Para onde vamos?

Consegue passar sem o seu iPhone e sem o seu iPad 5, 10, 15 minutos ou mesmo 1 hora?

01 Abr 2018 / 02:00 H.

1. Começa a passar despercebido, por ser comum, a imagem de famílias juntas numa esplanada ou num restaurante, que não conversam e que não interagem. É habitual vermos os pais e os filhos juntos, mas com os seus telemóveis ou tablets. Cada um virado para a sua máquina, a jogar, a conversar com amigos ou, simplesmente, a consultar a conta de e-mail. Os tempos são outros e muitos dirão que há uns anos atrás os jornais e as revistas ocupavam o lugar que é agora dos meios tecnológicos. Sabemos que não é assim e que a tecnologia provoca habituação e que a falta do ‘vício’ provoca ansiedade. Até onde devemos permitir que os nossos filhos usem aqueles que são também meios de comunicação fantásticos e uma janela aberta ao Mundo? Estaremos a promover pessoas mais informadas mas isoladas socialmente? Até que ponto as redes sociais se substituíram ao convívio presencial? Estamos a ‘fabricar’ gente despojada de sentimentos? O tema, recorrente, não deve ser esquecido e deve merecer acompanhamento permanente por todos. No ‘Observatório’ de hoje, especialistas apontam caminhos. Leia com atenção, porque as máquinas são importantes, mas o homem deverá estar sempre em primeiro lugar. Consegue passar sem o seu iPhone e sem o seu iPad cinco, dez, quinze minutos ou mesmo 1 hora? Já pensou nisso?

2. O primeiro-ministro não domina a matéria contabilística que leva ao apuramento do défice nacional. Isso já percebemos. Precipitou-se ao acusar uma região autónoma de um ‘pecado’ que não cometeu. Como o Instituto Nacional de Estatística veio a confirmar não só a Madeira não contribui negativamente para agravamento do défice, como foi a única região que o fez positivamente. António Costa foi ligeiro a apontar o dedo.

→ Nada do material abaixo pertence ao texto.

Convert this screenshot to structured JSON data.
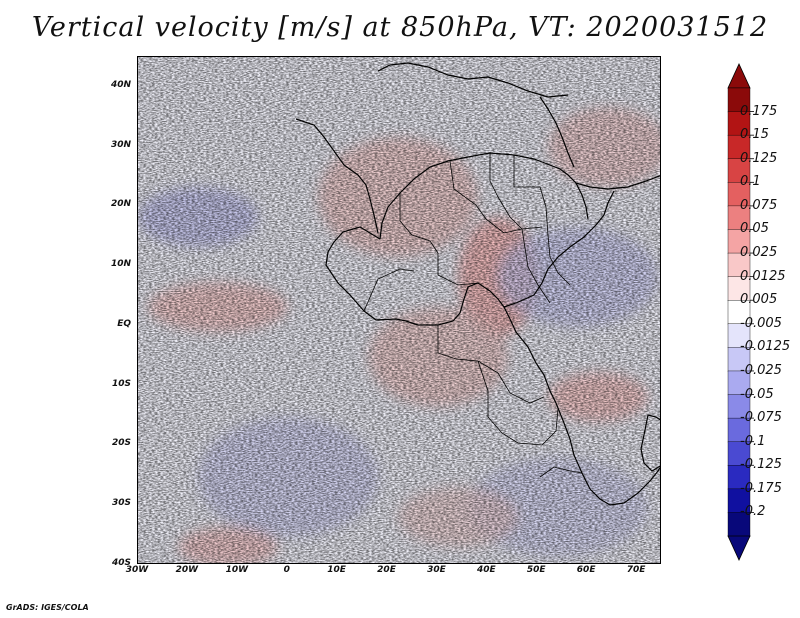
{
  "title": "Vertical velocity [m/s] at 850hPa, VT: 2020031512",
  "credit": "GrADS: IGES/COLA",
  "map": {
    "lat_labels": [
      "40N",
      "30N",
      "20N",
      "10N",
      "EQ",
      "10S",
      "20S",
      "30S",
      "40S"
    ],
    "lon_labels": [
      "30W",
      "20W",
      "10W",
      "0",
      "10E",
      "20E",
      "30E",
      "40E",
      "50E",
      "60E",
      "70E"
    ],
    "lat_range": [
      -40,
      45
    ],
    "lon_range": [
      -30,
      75
    ]
  },
  "colorbar": {
    "labels": [
      "0.175",
      "0.15",
      "0.125",
      "0.1",
      "0.075",
      "0.05",
      "0.025",
      "0.0125",
      "0.005",
      "-0.005",
      "-0.0125",
      "-0.025",
      "-0.05",
      "-0.075",
      "-0.1",
      "-0.125",
      "-0.175",
      "-0.2"
    ],
    "colors": [
      "#8b0a0a",
      "#b21414",
      "#c82828",
      "#d84444",
      "#e46060",
      "#ec8080",
      "#f4a4a4",
      "#f9c8c8",
      "#fde6e6",
      "#ffffff",
      "#e4e4fb",
      "#c8c8f6",
      "#aaaaf0",
      "#8a8ae8",
      "#6a6ade",
      "#4a4ad2",
      "#2a2ac0",
      "#1010a0",
      "#08087a"
    ]
  }
}
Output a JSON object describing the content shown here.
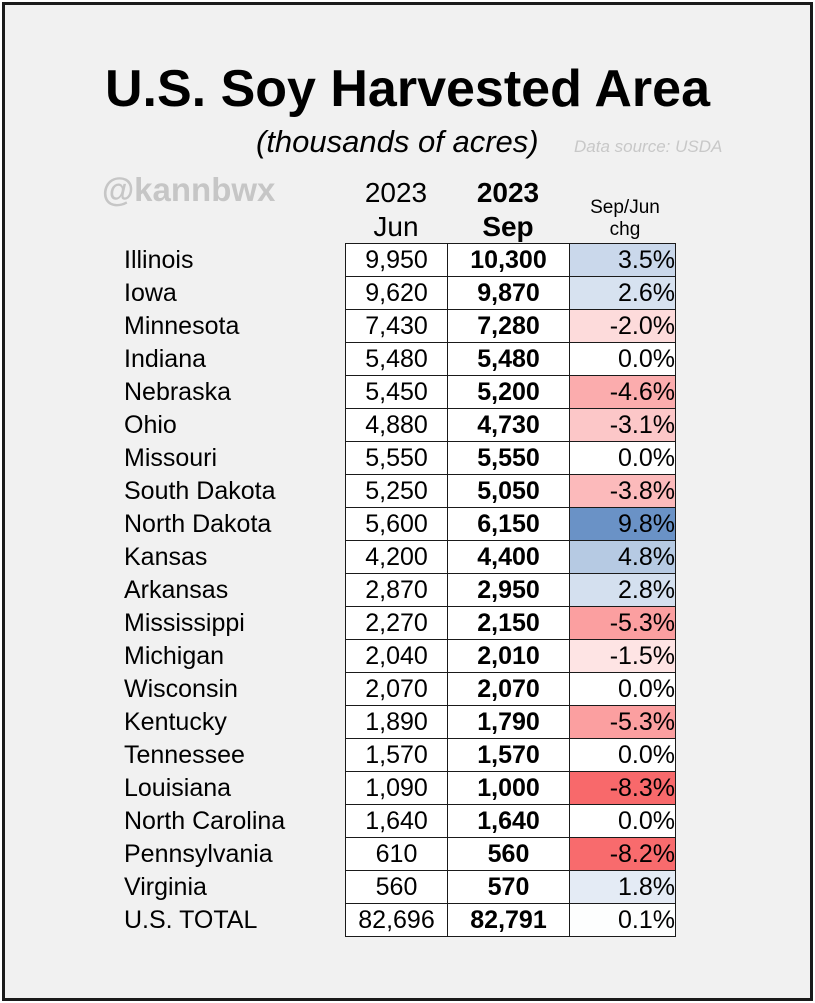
{
  "title": "U.S. Soy Harvested Area",
  "subtitle": "(thousands of acres)",
  "source": "Data source: USDA",
  "handle": "@kannbwx",
  "headers": {
    "jun_year": "2023",
    "jun_month": "Jun",
    "sep_year": "2023",
    "sep_month": "Sep",
    "chg_line1": "Sep/Jun",
    "chg_line2": "chg"
  },
  "colors": {
    "background": "#f1f1f1",
    "positive": "#6a92c6",
    "negative": "#f8696b",
    "neutral": "#ffffff"
  },
  "chart_data": {
    "type": "table",
    "columns": [
      "",
      "2023 Jun",
      "2023 Sep",
      "Sep/Jun chg"
    ],
    "rows": [
      {
        "state": "Illinois",
        "jun": "9,950",
        "sep": "10,300",
        "chg": "3.5%",
        "chg_value": 3.5
      },
      {
        "state": "Iowa",
        "jun": "9,620",
        "sep": "9,870",
        "chg": "2.6%",
        "chg_value": 2.6
      },
      {
        "state": "Minnesota",
        "jun": "7,430",
        "sep": "7,280",
        "chg": "-2.0%",
        "chg_value": -2.0
      },
      {
        "state": "Indiana",
        "jun": "5,480",
        "sep": "5,480",
        "chg": "0.0%",
        "chg_value": 0.0
      },
      {
        "state": "Nebraska",
        "jun": "5,450",
        "sep": "5,200",
        "chg": "-4.6%",
        "chg_value": -4.6
      },
      {
        "state": "Ohio",
        "jun": "4,880",
        "sep": "4,730",
        "chg": "-3.1%",
        "chg_value": -3.1
      },
      {
        "state": "Missouri",
        "jun": "5,550",
        "sep": "5,550",
        "chg": "0.0%",
        "chg_value": 0.0
      },
      {
        "state": "South Dakota",
        "jun": "5,250",
        "sep": "5,050",
        "chg": "-3.8%",
        "chg_value": -3.8
      },
      {
        "state": "North Dakota",
        "jun": "5,600",
        "sep": "6,150",
        "chg": "9.8%",
        "chg_value": 9.8
      },
      {
        "state": "Kansas",
        "jun": "4,200",
        "sep": "4,400",
        "chg": "4.8%",
        "chg_value": 4.8
      },
      {
        "state": "Arkansas",
        "jun": "2,870",
        "sep": "2,950",
        "chg": "2.8%",
        "chg_value": 2.8
      },
      {
        "state": "Mississippi",
        "jun": "2,270",
        "sep": "2,150",
        "chg": "-5.3%",
        "chg_value": -5.3
      },
      {
        "state": "Michigan",
        "jun": "2,040",
        "sep": "2,010",
        "chg": "-1.5%",
        "chg_value": -1.5
      },
      {
        "state": "Wisconsin",
        "jun": "2,070",
        "sep": "2,070",
        "chg": "0.0%",
        "chg_value": 0.0
      },
      {
        "state": "Kentucky",
        "jun": "1,890",
        "sep": "1,790",
        "chg": "-5.3%",
        "chg_value": -5.3
      },
      {
        "state": "Tennessee",
        "jun": "1,570",
        "sep": "1,570",
        "chg": "0.0%",
        "chg_value": 0.0
      },
      {
        "state": "Louisiana",
        "jun": "1,090",
        "sep": "1,000",
        "chg": "-8.3%",
        "chg_value": -8.3
      },
      {
        "state": "North Carolina",
        "jun": "1,640",
        "sep": "1,640",
        "chg": "0.0%",
        "chg_value": 0.0
      },
      {
        "state": "Pennsylvania",
        "jun": "610",
        "sep": "560",
        "chg": "-8.2%",
        "chg_value": -8.2
      },
      {
        "state": "Virginia",
        "jun": "560",
        "sep": "570",
        "chg": "1.8%",
        "chg_value": 1.8
      },
      {
        "state": "U.S. TOTAL",
        "jun": "82,696",
        "sep": "82,791",
        "chg": "0.1%",
        "chg_value": 0.1
      }
    ]
  }
}
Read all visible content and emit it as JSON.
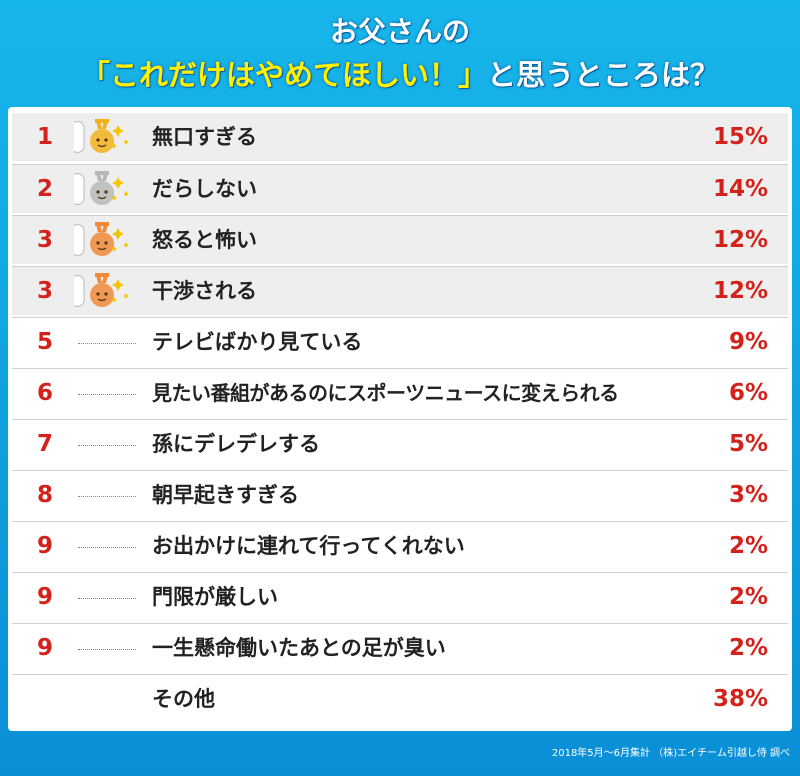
{
  "title": {
    "line1": "お父さんの",
    "line2_highlight": "「これだけはやめてほしい！」",
    "line2_rest": "と思うところは？"
  },
  "chart_data": {
    "type": "table",
    "rows": [
      {
        "rank": "1",
        "label": "無口すぎる",
        "value": "15%",
        "medal": "gold"
      },
      {
        "rank": "2",
        "label": "だらしない",
        "value": "14%",
        "medal": "silver"
      },
      {
        "rank": "3",
        "label": "怒ると怖い",
        "value": "12%",
        "medal": "bronze"
      },
      {
        "rank": "3",
        "label": "干渉される",
        "value": "12%",
        "medal": "bronze"
      },
      {
        "rank": "5",
        "label": "テレビばかり見ている",
        "value": "9%",
        "medal": ""
      },
      {
        "rank": "6",
        "label": "見たい番組があるのにスポーツニュースに変えられる",
        "value": "6%",
        "medal": ""
      },
      {
        "rank": "7",
        "label": "孫にデレデレする",
        "value": "5%",
        "medal": ""
      },
      {
        "rank": "8",
        "label": "朝早起きすぎる",
        "value": "3%",
        "medal": ""
      },
      {
        "rank": "9",
        "label": "お出かけに連れて行ってくれない",
        "value": "2%",
        "medal": ""
      },
      {
        "rank": "9",
        "label": "門限が厳しい",
        "value": "2%",
        "medal": ""
      },
      {
        "rank": "9",
        "label": "一生懸命働いたあとの足が臭い",
        "value": "2%",
        "medal": ""
      },
      {
        "rank": "",
        "label": "その他",
        "value": "38%",
        "medal": ""
      }
    ]
  },
  "footer": "2018年5月〜6月集計 （株)エイチーム引越し侍 調べ",
  "colors": {
    "rank": "#d3221b",
    "gold": "#f2b11e",
    "silver": "#b8b8b8",
    "bronze": "#f08a3a",
    "background": "#17b6ea"
  }
}
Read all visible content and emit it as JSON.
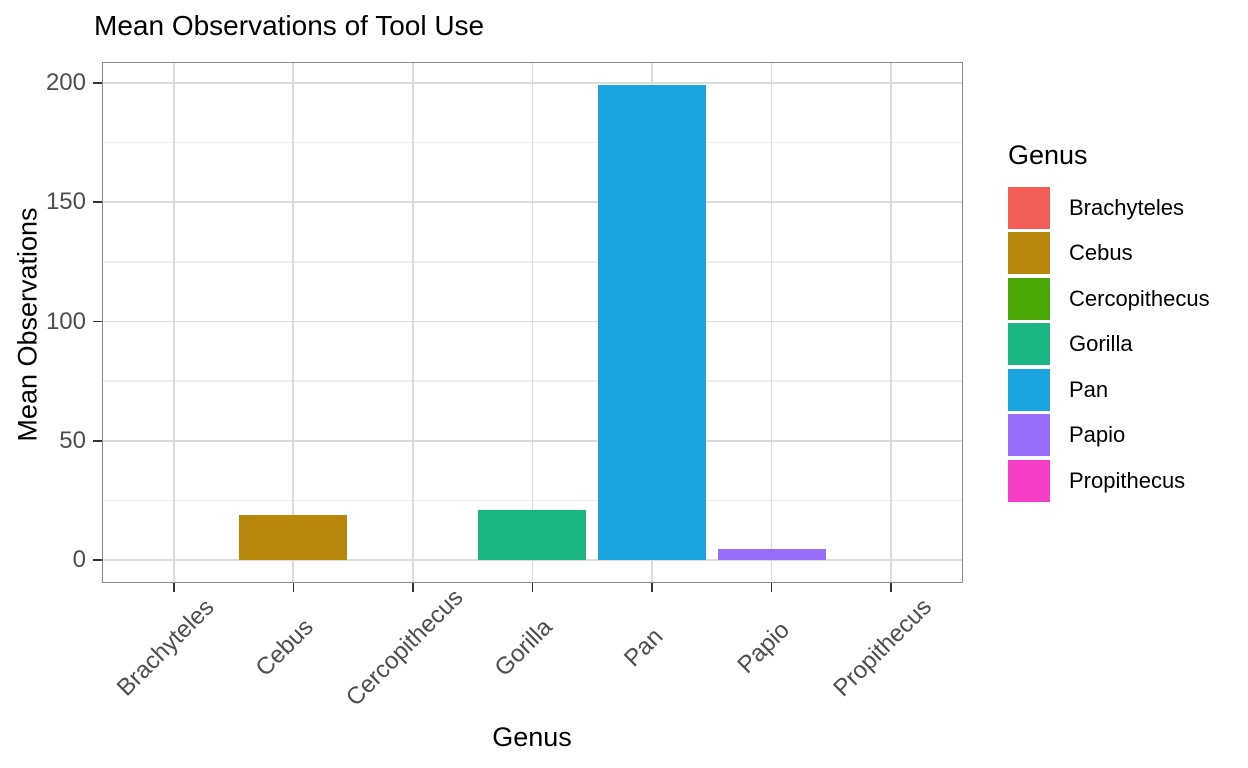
{
  "chart_data": {
    "type": "bar",
    "title": "Mean Observations of Tool Use",
    "xlabel": "Genus",
    "ylabel": "Mean Observations",
    "categories": [
      "Brachyteles",
      "Cebus",
      "Cercopithecus",
      "Gorilla",
      "Pan",
      "Papio",
      "Propithecus"
    ],
    "values": [
      0,
      19,
      0,
      21,
      199,
      4.5,
      0
    ],
    "colors": [
      "#F25D58",
      "#B8860B",
      "#4AA807",
      "#1AB784",
      "#1AA4E0",
      "#966EFA",
      "#F43EC8"
    ],
    "ylim": [
      0,
      200
    ],
    "yticks": [
      0,
      50,
      100,
      150,
      200
    ],
    "yminor_ticks": [
      25,
      75,
      125,
      175
    ],
    "grid": "horizontal major+minor lines, vertical major lines at each category",
    "legend_position": "right",
    "bar_width_fraction": 0.9
  },
  "legend": {
    "title": "Genus",
    "items": [
      {
        "label": "Brachyteles",
        "color": "#F25D58"
      },
      {
        "label": "Cebus",
        "color": "#B8860B"
      },
      {
        "label": "Cercopithecus",
        "color": "#4AA807"
      },
      {
        "label": "Gorilla",
        "color": "#1AB784"
      },
      {
        "label": "Pan",
        "color": "#1AA4E0"
      },
      {
        "label": "Papio",
        "color": "#966EFA"
      },
      {
        "label": "Propithecus",
        "color": "#F43EC8"
      }
    ]
  },
  "style": {
    "background": "#FFFFFF",
    "panel_border": "#8A8A8A",
    "grid_major": "#DBDBDB",
    "grid_minor": "#EDEDED",
    "tick_mark": "#333333",
    "tick_label": "#4D4D4D",
    "text": "#000000"
  }
}
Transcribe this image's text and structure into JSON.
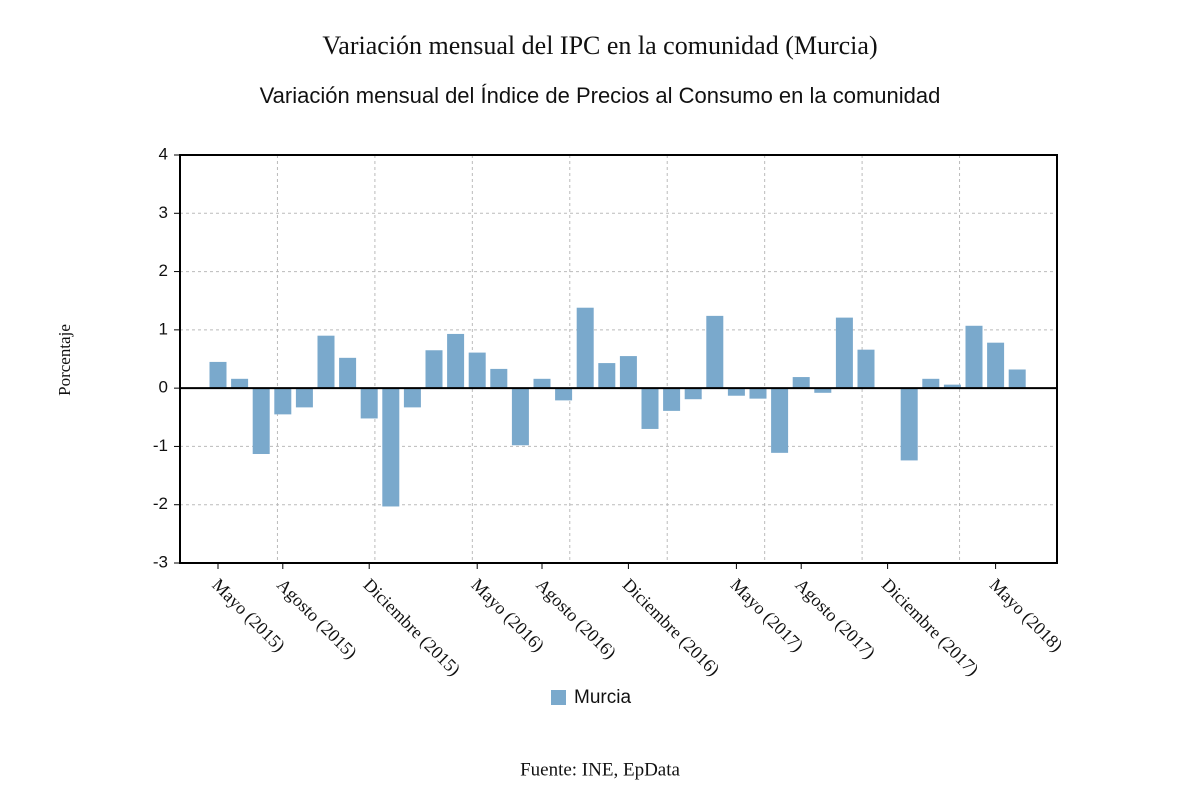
{
  "chart_data": {
    "type": "bar",
    "title": "Variación mensual del IPC en la comunidad (Murcia)",
    "subtitle": "Variación mensual del Índice de Precios al Consumo en la comunidad",
    "y_label": "Porcentaje",
    "source": "Fuente: INE, EpData",
    "categories": [
      "Mayo (2015)",
      null,
      null,
      "Agosto (2015)",
      null,
      null,
      null,
      "Diciembre (2015)",
      null,
      null,
      null,
      null,
      "Mayo (2016)",
      null,
      null,
      "Agosto (2016)",
      null,
      null,
      null,
      "Diciembre (2016)",
      null,
      null,
      null,
      null,
      "Mayo (2017)",
      null,
      null,
      "Agosto (2017)",
      null,
      null,
      null,
      "Diciembre (2017)",
      null,
      null,
      null,
      null,
      "Mayo (2018)",
      null
    ],
    "series": [
      {
        "name": "Murcia",
        "color": "#7aa9cc",
        "values": [
          0.45,
          0.16,
          -1.13,
          -0.45,
          -0.33,
          0.9,
          0.52,
          -0.52,
          -2.03,
          -0.33,
          0.65,
          0.93,
          0.61,
          0.33,
          -0.98,
          0.16,
          -0.21,
          1.38,
          0.43,
          0.55,
          -0.7,
          -0.39,
          -0.19,
          1.24,
          -0.13,
          -0.18,
          -1.11,
          0.19,
          -0.08,
          1.21,
          0.66,
          0,
          -1.24,
          0.16,
          0.06,
          1.07,
          0.78,
          0.32
        ]
      }
    ],
    "ylim": [
      -3,
      4
    ],
    "yticks": [
      -3,
      -2,
      -1,
      0,
      1,
      2,
      3,
      4
    ],
    "grid": true
  }
}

Deveria, a bem da verdade, emendar a mão e pedir desculpa pela precipitação errática feita na Assembleia da República, perante os eleitos do povo. Reescrevo o que neste mesmo espaço publiquei há cerca de um mês: Não interessa a ninguém, muito menos à Região, alimentar contenciosos com a República. Não interessa saber quem consegue gritar mais alto. Interessa, sim, resolver os dossiers pendentes a bem da população. Que tanto um lado como outro saiba discernir entre o que são as questões do Estado, institucionais, e o que são as questões de índole partidária. Todos sabemos que já foi dado o pontapé de partida para as eleições de 2019, mas até lá há assuntos fundamentais que têm de ser solucionados. Isso é o que de facto importa. O resto é ruído e entretenimento.

3. Alberto João Jardim vai ser condecorado no próximo dia 1 de Junho, nas comemorações que vão ter lugar no Porto Santo. O político que esteve 37 anos aos comandos do governo vai receber a mais alta distinção autonómica. Se a notícia não surpreende pelos motivos que estão na base da sua atribuição – Jardim foi sucessivamente reeleito para o cargo e foi protagonista de um tempo autonómico – o momento em que tal acontece levanta interrogações. Por que motivo Miguel Albuquerque quer fazê-lo este ano? Estamos a um ano das eleições legislativas regionais, as mais difíceis para o PSD-M, devido a circunstâncias sobejamente conhecidas. Com esta decisão, o actual presidente do partido, criticado na praça pública pelo antecessor por quase todas as razões e mais alguma, mostra que o quer manter por perto, com o objectivo de serenar internamente o PSD-M. Conseguirá segurá-lo dentro de muros?